F1: Rio Motorsports adquire direito de transmissões para o Brasil por cinco anos

A Fórmula 1 terá uma nova casa nas transmissões brasileiras para 2021. De acordo com informações do jornal O Estado de S. Paulo, a Rio Motorsports, consórcio que quer levar o Mundial ao Rio de Janeiro comprou os direitos de transmissão para a principal categoria do automobilismo mundial, em um contrato válido por cinco anos.

No mês passado, o Grupo Globo confirmou que não renovou os direitos de transmissão da F1 após ser a detentora exclusiva desde os anos 1980. Com isso, a Liberty Media, dona da Fórmula 1, começou a correr atrás de uma nova casa para o Mundial na televisão brasileira, oferecendo inclusive para outros canais de TV aberta, como SBT, Bandeirantes e TV Cultura.

Segundo apurado, a pretensão é criar um modelo de transmissão em várias frentes, incluindo TV aberta, fechada e streaming, com o F1TV Pro, o que seria uma novidade para o mercado brasileiro.
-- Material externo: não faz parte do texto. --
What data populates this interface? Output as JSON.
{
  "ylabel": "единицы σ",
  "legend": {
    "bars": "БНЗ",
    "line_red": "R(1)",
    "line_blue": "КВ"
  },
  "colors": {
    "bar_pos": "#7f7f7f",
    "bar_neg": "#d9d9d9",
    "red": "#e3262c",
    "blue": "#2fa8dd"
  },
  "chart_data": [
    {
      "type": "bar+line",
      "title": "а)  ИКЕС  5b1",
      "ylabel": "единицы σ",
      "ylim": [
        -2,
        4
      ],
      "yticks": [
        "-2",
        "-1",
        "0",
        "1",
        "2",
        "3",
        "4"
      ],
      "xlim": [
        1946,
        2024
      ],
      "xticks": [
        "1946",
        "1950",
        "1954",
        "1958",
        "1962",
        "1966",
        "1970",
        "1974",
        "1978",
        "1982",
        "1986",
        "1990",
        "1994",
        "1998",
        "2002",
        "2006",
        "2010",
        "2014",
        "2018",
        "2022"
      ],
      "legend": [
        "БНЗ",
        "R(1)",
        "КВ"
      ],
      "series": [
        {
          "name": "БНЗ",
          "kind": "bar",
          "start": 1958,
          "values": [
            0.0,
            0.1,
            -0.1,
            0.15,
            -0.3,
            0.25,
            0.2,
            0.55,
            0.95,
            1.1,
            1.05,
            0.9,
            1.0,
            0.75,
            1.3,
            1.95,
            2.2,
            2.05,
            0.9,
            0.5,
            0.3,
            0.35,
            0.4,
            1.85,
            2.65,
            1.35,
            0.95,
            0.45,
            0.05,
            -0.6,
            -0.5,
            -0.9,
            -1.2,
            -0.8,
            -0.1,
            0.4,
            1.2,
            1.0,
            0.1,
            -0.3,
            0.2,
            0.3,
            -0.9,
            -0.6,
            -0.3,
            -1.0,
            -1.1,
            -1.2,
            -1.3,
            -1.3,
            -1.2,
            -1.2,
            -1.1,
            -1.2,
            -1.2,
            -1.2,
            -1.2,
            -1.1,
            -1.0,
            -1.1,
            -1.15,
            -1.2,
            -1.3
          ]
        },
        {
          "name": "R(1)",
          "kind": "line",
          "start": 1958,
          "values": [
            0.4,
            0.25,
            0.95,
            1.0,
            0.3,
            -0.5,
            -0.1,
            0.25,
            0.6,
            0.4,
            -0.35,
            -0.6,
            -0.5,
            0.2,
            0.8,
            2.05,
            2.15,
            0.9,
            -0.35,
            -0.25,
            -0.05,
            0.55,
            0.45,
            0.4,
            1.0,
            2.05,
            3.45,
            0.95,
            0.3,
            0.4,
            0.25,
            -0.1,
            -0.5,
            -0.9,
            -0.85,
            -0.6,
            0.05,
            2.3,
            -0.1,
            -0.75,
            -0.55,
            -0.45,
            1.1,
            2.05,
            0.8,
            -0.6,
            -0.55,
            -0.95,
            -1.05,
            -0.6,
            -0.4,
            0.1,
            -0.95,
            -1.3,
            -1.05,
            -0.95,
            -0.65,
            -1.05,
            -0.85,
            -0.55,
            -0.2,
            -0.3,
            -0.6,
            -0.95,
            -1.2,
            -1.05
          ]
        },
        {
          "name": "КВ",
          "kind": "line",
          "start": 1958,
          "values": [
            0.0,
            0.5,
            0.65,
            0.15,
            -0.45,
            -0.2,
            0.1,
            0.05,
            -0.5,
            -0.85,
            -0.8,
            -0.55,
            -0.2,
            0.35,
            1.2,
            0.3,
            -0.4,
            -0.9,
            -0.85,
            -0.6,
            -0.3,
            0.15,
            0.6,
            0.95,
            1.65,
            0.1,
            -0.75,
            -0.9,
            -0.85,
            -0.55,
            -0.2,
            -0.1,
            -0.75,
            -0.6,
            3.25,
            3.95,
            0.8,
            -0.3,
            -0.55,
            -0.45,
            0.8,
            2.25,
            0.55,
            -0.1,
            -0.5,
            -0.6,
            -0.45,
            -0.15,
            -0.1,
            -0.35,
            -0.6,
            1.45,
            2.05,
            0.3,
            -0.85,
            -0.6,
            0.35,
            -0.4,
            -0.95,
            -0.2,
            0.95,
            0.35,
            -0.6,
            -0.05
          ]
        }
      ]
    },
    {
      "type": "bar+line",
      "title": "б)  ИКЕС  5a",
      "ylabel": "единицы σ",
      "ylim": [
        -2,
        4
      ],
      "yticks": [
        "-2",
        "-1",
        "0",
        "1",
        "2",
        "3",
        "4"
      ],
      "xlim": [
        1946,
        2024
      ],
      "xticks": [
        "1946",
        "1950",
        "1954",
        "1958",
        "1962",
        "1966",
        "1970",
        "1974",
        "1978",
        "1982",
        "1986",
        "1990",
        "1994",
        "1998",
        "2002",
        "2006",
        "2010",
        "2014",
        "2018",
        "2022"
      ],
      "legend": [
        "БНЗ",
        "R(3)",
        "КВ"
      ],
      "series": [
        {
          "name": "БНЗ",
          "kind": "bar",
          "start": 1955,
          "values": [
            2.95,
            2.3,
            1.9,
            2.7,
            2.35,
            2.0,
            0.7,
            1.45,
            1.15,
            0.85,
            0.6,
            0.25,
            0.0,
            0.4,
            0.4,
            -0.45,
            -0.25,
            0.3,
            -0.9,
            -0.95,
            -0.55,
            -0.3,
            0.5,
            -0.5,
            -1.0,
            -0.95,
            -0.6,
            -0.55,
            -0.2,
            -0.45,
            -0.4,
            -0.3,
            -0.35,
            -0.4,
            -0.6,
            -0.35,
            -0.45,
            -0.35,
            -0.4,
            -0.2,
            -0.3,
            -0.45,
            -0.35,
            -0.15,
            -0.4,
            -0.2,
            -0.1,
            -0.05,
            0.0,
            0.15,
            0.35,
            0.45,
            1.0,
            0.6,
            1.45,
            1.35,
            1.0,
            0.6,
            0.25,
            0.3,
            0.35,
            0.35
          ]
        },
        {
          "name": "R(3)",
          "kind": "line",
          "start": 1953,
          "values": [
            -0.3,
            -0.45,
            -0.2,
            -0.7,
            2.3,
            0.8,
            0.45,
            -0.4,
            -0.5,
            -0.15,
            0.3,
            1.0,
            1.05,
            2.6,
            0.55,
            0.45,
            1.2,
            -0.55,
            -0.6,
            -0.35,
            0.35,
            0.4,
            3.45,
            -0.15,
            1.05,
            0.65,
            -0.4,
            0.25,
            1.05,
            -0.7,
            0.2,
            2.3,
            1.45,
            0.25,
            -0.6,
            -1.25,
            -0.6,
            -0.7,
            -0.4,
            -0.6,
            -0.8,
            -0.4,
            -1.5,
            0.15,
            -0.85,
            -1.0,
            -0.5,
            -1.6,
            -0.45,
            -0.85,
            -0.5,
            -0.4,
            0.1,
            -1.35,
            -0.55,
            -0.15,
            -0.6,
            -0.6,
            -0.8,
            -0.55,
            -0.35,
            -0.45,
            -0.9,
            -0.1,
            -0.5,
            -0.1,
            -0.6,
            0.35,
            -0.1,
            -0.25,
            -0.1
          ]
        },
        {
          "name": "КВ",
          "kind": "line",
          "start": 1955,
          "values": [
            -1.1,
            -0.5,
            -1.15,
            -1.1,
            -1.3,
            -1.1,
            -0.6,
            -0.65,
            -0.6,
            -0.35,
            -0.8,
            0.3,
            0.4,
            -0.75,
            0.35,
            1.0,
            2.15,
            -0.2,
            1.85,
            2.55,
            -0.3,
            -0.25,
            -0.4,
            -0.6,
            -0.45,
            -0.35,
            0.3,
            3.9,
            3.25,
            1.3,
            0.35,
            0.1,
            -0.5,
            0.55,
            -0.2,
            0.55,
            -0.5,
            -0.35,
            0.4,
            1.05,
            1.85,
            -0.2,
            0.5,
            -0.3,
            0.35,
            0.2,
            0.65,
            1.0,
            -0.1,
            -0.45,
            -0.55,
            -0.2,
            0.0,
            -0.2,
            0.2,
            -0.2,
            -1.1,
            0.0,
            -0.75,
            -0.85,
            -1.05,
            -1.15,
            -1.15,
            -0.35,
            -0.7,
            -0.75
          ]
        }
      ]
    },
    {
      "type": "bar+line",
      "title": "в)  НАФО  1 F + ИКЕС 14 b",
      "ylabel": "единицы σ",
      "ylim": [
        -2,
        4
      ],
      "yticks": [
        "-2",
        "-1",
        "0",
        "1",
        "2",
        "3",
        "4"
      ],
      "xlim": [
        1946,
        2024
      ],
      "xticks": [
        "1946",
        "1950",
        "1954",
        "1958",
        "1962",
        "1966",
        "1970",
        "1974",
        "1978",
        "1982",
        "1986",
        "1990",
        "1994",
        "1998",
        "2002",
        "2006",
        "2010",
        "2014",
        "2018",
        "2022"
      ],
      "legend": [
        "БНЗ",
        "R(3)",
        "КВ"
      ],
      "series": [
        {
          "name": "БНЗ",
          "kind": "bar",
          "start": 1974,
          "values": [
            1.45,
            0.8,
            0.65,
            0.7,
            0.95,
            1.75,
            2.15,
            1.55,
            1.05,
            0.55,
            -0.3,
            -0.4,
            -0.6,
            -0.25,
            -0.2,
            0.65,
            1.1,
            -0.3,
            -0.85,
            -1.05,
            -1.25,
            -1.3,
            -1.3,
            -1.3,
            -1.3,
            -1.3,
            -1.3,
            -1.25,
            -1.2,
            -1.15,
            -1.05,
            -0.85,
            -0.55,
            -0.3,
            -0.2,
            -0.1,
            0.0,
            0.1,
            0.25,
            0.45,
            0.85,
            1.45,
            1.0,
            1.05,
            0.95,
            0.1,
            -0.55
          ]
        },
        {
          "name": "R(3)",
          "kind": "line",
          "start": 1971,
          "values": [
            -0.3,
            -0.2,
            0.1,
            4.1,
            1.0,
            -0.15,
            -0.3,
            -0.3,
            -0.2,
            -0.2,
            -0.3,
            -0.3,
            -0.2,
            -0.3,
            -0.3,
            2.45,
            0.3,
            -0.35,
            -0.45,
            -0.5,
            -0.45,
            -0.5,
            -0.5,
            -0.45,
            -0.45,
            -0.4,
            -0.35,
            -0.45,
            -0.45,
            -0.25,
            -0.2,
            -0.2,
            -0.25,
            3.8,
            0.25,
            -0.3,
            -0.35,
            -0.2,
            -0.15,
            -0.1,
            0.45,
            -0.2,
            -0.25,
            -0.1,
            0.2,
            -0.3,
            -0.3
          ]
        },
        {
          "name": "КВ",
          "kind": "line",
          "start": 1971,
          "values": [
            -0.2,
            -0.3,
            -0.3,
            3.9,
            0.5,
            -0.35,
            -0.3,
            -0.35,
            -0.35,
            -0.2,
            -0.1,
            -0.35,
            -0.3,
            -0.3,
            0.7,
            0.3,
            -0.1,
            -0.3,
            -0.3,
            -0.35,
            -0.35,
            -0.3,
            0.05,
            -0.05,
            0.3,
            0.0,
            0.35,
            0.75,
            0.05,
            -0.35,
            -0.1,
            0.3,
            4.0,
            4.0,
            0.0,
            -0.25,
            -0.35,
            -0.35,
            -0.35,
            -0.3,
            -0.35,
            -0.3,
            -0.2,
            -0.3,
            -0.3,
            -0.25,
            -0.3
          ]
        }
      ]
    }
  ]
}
A Fórmula 1 tem um serviço próprio de streaming, que está disponível no país, mas apenas com o conteúdo de acervo, sem a transmissão das corridas.

A ideia seria exibir na íntegra os treinos e dar um destaque maior para as corridas.

A estimativa é que a Rio Motorsports tenha um faturamento superior a R$3 bilhões com os cinco anos de contrato, em uma projeção feita com base no rendimento da Rede Globo, de cerca de R$600 milhões por ano.

Apesar de ainda não ter definido para quem eles repassarão os direitos de transmissão, o consórcio já teria entrado em contato com interessados. Nas últimas semanas, o Grupo Disney chegou a demonstrar interesse, já que ela é a detentora dos direitos para boa parte dos países do continente americano.

Um fator que pode ter pesado a favor da Rio Motorsports é a sua boa relação com a Liberty Media, além do modelo de negócio, com um valor superior ao proposto pelas demais emissoras e grupos consultados.

Vale lembrar que a Rio Motorpark também havia fechado em março de 2020 a compra dos direitos de transmissão da MotoGP, cedendo à Fox Sports. Porém o consórcio não pagou parte do valor do acordo, que acabou desfeito. O Grupo Disney entrou em contato diretamente com a Dorna, dona da categoria, e assinou um contrato de seis anos.